My grandfather signed a quick claim deed to add my name to the deed to his house, but his will still states that my uncle and I are to split the estate in half. Can my uncle force me to pat him half of what the house is worth or take it when my grandfather dies? Should my grandfather consider changing the will if he wants me to have the house?
1 Answer from Attorneys
The answer depends on how the quit claim deed is worded. If the quit claim deed says "Grandfather and Grandson, as joint tenants" (or as "joint tenants with full rights of survivorship" or similar language), the property will be owned 100% by the survivor of you or your grandfather. So, if your grandfather dies, you own the entire property.
If the quit claim deed says "tenants in common", you will own 1/2 the property even after your grandfather dies. The other 1/2 would be distributed per the Will, 1/2 to you and 1/2 to your uncle. So you would then own a 3/4 interest in the property and your uncle would own 1/4.

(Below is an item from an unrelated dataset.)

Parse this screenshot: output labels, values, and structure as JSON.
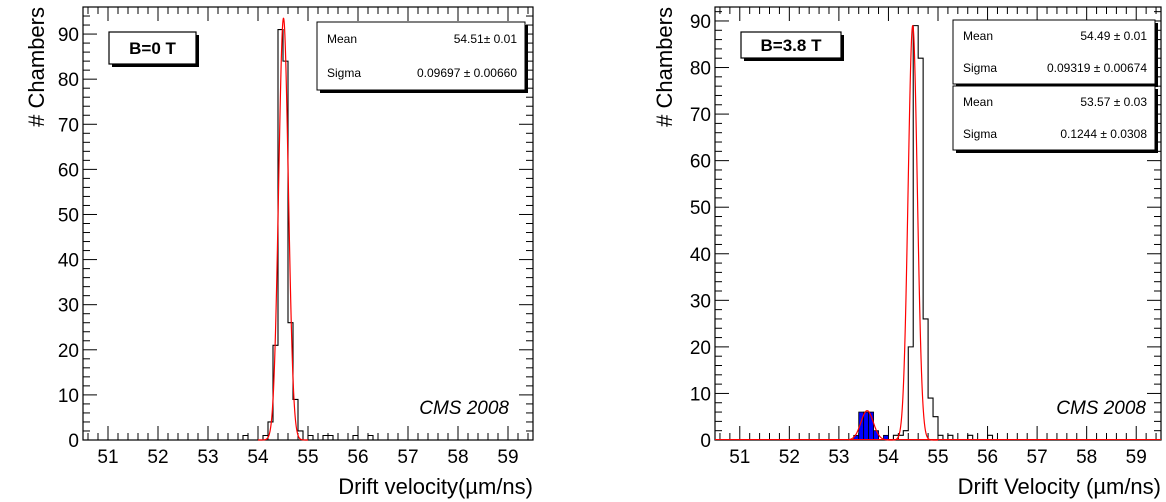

Regardless of how the deed is worded, your grandfather should consider revising his Will to make sure his intent is clear, which will reduce the likelihood of fighting after he is gone. Depending on the relationship, he may also tell your uncle so that there is no misunderstanding. He should have an estate planning attorney review his Will and the deed to make sure it meets with his intent. Good luck.